Contes et propos

[Incipit]

1.       Traduction.

Anciennes valeurs! Anciennes vérités! Voici des poncifs éclos en des soirs studieux. C’est un jeune homme — autrefois, dit-on, travailleur et savant et riche. Il se nomme, nul ne sait pourquoi Christian Stobel. Son enfance et sa première jeunesse nous sont plus étrangères encore que sa vie fœtale. Mais un jour arrive où la conversion l’accomplit. Une intégration inédite découvre quelque nouvelle fonction. Une rencontre fortuite, un acte du hasard ont changé des habitudes qui paraissaient à jamais confirmées; et un voyage confirme l’inquiétude.

2.       Port.

Ne goûtant plus pour le moment aucune étude, Christian Stobel est allé au Havre. Il loge dans un hôtel de la rue Racine, où l’on trouve parfois des cadavres de femmes, où des hommes se donnent rendez-vous. Il compose des antiopées. L’odeur entêtante des toiles goudronnées le délecte ainsi que la longueur rectiligne des lignes. Il cherche une aventure; il n’en trouve pas —  à cause de son inexpérience; et puis, il n’a pas beaucoup d’imagination.

3.       Bohémiens.

Un jour qu’il erre dans la campagne environnant cette ville, fatigué d’une longue marche, il s’assoit et regarde le vallon et la colline opposée. Au loin, des forains s’engagent sur la route lumineuse sortant de la profondeur d’un bois. Quatre roulottes s’avancent vers la fraîcheur de la vallée. Des hommes marchent à côté, mais ils ne sont encore que des formes noires, semblables à des lettres d’imprimerie. Imprégnés de la lumière du soleil, ils disparaissent dans une nouvelle obscurité, traversent le bourg, recroquevillé au fond de la vallée et le long de la route, tel un vieux chat blanc puis apparaissent, de nouveau, plus précis, au tournant proche du chemin.

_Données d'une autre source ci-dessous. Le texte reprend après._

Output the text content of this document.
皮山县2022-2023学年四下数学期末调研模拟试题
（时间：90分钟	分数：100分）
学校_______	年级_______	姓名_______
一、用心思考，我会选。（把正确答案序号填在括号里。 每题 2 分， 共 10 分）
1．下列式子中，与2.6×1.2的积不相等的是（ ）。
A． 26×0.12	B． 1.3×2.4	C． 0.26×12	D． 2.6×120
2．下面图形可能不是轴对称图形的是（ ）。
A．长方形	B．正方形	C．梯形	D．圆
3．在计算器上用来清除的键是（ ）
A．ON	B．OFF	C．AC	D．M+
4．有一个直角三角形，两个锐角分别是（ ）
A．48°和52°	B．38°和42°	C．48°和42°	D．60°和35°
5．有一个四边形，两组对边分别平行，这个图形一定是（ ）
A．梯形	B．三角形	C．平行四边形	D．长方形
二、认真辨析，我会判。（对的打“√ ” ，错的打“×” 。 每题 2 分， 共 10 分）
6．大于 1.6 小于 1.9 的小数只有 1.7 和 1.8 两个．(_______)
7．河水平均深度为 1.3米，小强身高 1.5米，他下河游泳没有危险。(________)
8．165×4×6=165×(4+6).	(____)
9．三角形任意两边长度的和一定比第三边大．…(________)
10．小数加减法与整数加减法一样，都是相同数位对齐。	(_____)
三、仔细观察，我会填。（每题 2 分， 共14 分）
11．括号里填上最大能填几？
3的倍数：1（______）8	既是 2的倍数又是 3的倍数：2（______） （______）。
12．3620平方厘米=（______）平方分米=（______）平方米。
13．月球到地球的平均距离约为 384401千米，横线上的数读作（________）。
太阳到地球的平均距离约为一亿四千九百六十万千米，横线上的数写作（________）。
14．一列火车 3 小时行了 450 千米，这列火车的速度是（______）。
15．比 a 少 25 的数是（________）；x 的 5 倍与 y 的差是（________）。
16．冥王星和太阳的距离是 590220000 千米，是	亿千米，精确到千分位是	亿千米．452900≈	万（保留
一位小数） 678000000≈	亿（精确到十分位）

La troupe passe, imprégnant le sol de la sueur de ses pieds – les hommes dorés et musclés, les femmes haillonneuses, les enfants, les voitures, les chevaux.

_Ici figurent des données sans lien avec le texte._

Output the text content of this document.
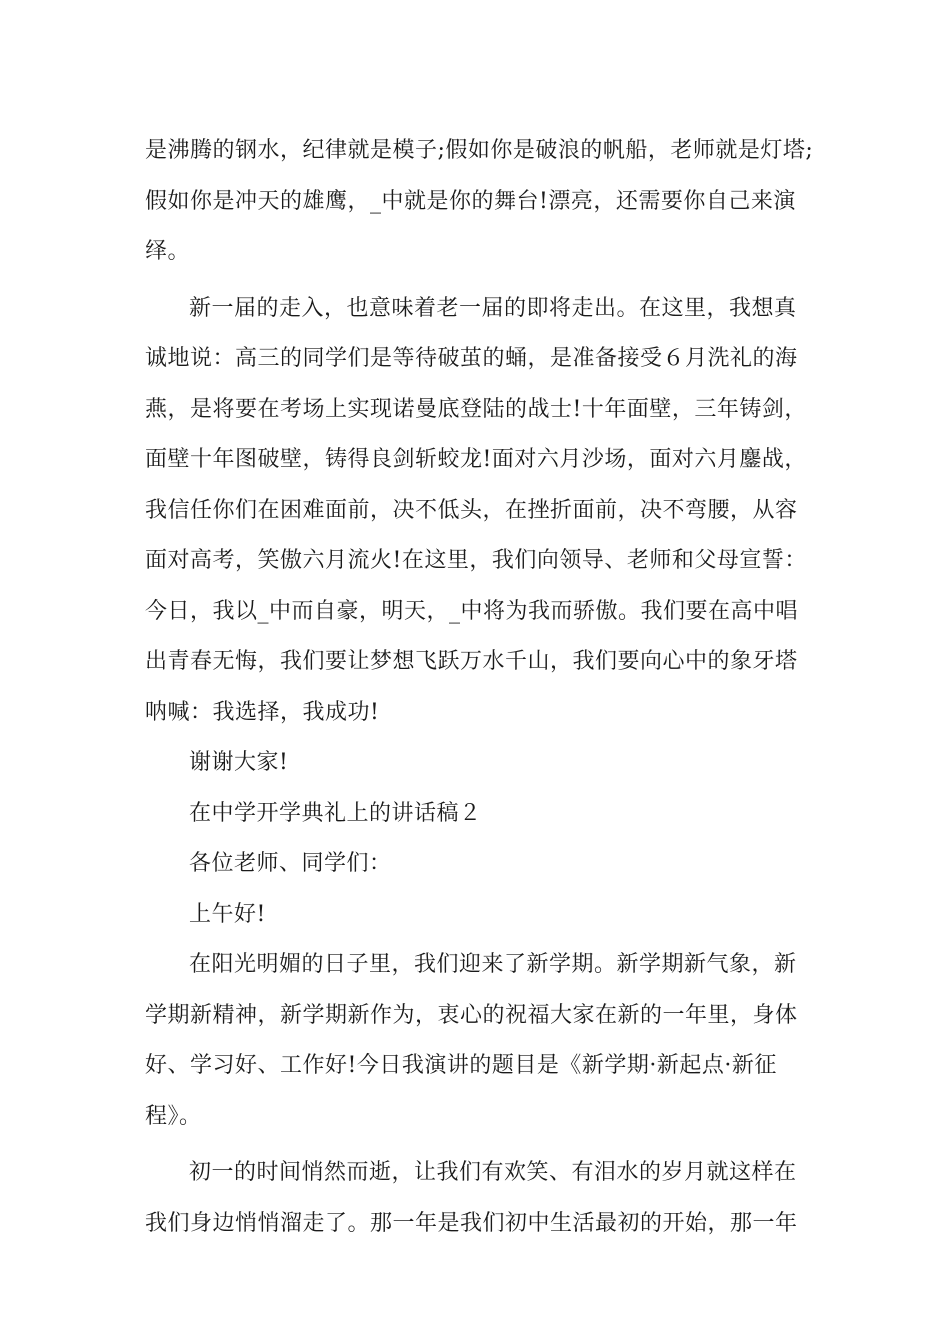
是沸腾的钢水，纪律就是模子;假如你是破浪的帆船，老师就是灯塔;
假如你是冲天的雄鹰，_中就是你的舞台!漂亮，还需要你自己来演
绎。
新一届的走入，也意味着老一届的即将走出。在这里，我想真
诚地说：高三的同学们是等待破茧的蛹，是准备接受６月洗礼的海
燕，是将要在考场上实现诺曼底登陆的战士!十年面壁，三年铸剑，
面壁十年图破壁，铸得良剑斩蛟龙!面对六月沙场，面对六月鏖战，
我信任你们在困难面前，决不低头，在挫折面前，决不弯腰，从容
面对高考，笑傲六月流火!在这里，我们向领导、老师和父母宣誓：
今日，我以_中而自豪，明天，_中将为我而骄傲。我们要在高中唱
出青春无悔，我们要让梦想飞跃万水千山，我们要向心中的象牙塔
呐喊：我选择，我成功!
谢谢大家!
在中学开学典礼上的讲话稿２
各位老师、同学们：
上午好!
在阳光明媚的日子里，我们迎来了新学期。新学期新气象，新
学期新精神，新学期新作为，衷心的祝福大家在新的一年里，身体
好、学习好、工作好!今日我演讲的题目是《新学期·新起点·新征
程》。
初一的时间悄然而逝，让我们有欢笑、有泪水的岁月就这样在
我们身边悄悄溜走了。那一年是我们初中生活最初的开始，那一年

« Nous venons de tous les pays et nous allons vers les Saintes-Maries de la Mer où chaque année nous nous réunissons. Nomades de l’énigme, nous promenons notre mystère à travers les campagnes inétonnées et les villes fluides. Transfigurés par nos ambulations, nous vivons avec le mépris de l’immobile et le souvenir des serpents gigantesques et vert métallique. »

Au tournant de la route, ils disparaissent. Stobel se lève et part. Il revient à Paris. Quelques entretiens avec un métaphysicien énigmatique lui suggèrent des possibilités ne lui paraissant pas dénombrables. En suite de quoi, il abandonne études, famille, amis, Paris, puis la France.